Production: I have to digress here. As far as moving images are concerned, between photography or frames there is no real clear distinction – at the level of the final formal presentation of course there is, but in the production phase in which I create the materials digitally, I do not go far from conceive images and objects as documents or archival documentation, even if they are filmed. The element that really varies is the viewer and his relationship with time and the story told through the image. So the relationship with time is the cornerstone of the whole process. If I choose to take a photograph rather than a film, it is because I want to reflect on the time of use in relation to the time that underlies the work. In the case of La Tempesta, all those objects that have remained on the ground to decompose or transmute over time, with the ground conceived as an open-air archive, are part of the photographic project. There are objects from the 1966 flood (flooded nineteenth-century plaster casts or photographic plates, or photographs with oxidized silver salts found under the cellars) and there are objects from the ground left by Tempesta Vaia – 2018, molds and transfigured wood (the lunar mountain landscape and the bark beetle woodworms).

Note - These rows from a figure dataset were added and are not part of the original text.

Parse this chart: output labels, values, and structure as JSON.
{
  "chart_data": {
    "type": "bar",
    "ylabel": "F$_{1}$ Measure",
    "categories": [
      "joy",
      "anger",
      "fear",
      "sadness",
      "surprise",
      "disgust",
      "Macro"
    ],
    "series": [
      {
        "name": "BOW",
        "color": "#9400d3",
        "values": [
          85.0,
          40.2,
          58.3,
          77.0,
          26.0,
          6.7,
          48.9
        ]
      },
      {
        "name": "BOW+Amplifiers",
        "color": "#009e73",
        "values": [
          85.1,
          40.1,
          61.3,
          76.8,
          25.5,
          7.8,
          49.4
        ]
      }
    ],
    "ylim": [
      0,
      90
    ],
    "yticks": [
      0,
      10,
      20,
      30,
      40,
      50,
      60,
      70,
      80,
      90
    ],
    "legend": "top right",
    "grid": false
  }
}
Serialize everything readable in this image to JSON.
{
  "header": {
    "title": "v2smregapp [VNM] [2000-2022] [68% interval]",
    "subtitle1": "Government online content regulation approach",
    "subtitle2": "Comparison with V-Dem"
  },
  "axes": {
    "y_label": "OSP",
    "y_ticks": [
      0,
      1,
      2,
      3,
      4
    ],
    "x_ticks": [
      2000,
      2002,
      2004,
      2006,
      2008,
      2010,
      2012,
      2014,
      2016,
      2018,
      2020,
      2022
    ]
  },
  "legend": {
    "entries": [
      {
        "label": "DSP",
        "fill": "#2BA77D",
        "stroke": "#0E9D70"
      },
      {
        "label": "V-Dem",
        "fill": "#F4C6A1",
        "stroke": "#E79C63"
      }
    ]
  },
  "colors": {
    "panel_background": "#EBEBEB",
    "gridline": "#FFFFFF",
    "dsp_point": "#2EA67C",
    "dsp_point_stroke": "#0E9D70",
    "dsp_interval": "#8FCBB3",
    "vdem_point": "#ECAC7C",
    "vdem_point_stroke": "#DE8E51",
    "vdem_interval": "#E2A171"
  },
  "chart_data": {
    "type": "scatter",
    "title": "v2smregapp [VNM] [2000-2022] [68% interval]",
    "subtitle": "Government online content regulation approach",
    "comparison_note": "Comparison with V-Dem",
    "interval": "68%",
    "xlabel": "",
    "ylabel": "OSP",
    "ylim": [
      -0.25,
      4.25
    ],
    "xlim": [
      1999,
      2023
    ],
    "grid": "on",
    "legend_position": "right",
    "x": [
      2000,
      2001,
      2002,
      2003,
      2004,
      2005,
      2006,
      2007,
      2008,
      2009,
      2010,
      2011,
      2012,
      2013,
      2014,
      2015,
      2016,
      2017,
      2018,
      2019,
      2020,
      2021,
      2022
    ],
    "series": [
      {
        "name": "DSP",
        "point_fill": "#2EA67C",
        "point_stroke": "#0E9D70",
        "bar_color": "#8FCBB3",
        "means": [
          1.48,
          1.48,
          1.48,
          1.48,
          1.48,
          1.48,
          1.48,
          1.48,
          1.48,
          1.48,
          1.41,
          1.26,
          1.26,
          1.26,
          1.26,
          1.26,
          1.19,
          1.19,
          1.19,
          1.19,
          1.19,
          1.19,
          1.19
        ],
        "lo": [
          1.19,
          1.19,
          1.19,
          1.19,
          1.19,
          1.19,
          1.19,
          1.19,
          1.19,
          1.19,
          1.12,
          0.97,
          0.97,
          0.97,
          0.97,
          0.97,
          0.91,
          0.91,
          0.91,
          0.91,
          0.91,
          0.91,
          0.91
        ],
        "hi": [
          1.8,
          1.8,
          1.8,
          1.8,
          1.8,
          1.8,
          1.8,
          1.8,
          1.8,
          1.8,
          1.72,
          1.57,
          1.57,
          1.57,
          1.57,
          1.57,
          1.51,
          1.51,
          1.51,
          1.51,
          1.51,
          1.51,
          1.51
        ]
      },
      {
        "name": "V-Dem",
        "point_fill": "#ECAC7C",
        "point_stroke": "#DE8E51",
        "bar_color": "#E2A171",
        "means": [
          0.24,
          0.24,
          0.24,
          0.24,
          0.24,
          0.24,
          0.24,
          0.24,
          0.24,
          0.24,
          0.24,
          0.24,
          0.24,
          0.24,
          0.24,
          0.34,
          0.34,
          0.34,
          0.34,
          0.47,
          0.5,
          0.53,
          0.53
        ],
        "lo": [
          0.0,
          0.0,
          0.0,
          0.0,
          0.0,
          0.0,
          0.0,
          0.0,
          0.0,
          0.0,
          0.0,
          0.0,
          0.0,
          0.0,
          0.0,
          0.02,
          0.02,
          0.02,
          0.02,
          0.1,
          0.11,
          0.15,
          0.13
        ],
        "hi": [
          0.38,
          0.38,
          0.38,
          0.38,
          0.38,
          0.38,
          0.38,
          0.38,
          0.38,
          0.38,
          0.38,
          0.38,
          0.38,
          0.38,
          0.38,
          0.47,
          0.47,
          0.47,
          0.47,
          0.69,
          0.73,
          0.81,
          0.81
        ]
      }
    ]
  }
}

In any case, the production of the work is the moment in which in the cinema we say “ciak si gira!”. After having organized the entire production machine, empowering the people who will collaborate with me, having viewed the photographic material, we go to create the images. “On set” with people I spend a lot of time. It usually takes me 90 minutes to do an interview, so you can get an overview of emotions, from the initial pre-set embarrassment, to the intermediate phase in which you forget the camera, to the final phase in which you have run out of every topic and talk about something else. I waste a lot of time “chatting” and I find it functional to my work and projects, as it is the relationships that surround the images that interest me.

Contaminations

Digital archives, digital archeology. In this universe made of images, contaminations and hybridizations occur through various states of the image itself, from paper photographs, to digital, to clouds, to big data used for predictive and reconstructive purposes. At a behavioral level, photographing has become a simple gesture, part of a personal ritual that nevertheless becomes collective. This assumption transpires very well from my work Il Cielo Stellato, where through an open call I collected thousands of photographs of the same object destined for destruction. Those photographs as a whole can digitally reconstruct, through the technique of photogrammetry, what is no longer visible. Photogrammetry of this type is used in the archaeological field, but it is a technique of primarily military origin, when Oskar Messter – during the First World War – put a stereoscopic rifle under the belly of an airplane to make three-dimensional surveys of enemy territory. . With the same technique, but in a much more precise and sophisticated way, with drones it is possible to reconstruct the entire morphology that surrounds us in three dimensions, including cities and woods. During the studies on Palmyra this intuition emerged with all its strength, as the international archaeological community collected millions of photographs also taken by tourists, to map and reconstruct the entire archaeological site. In 2016 a part was reprinted in 3D.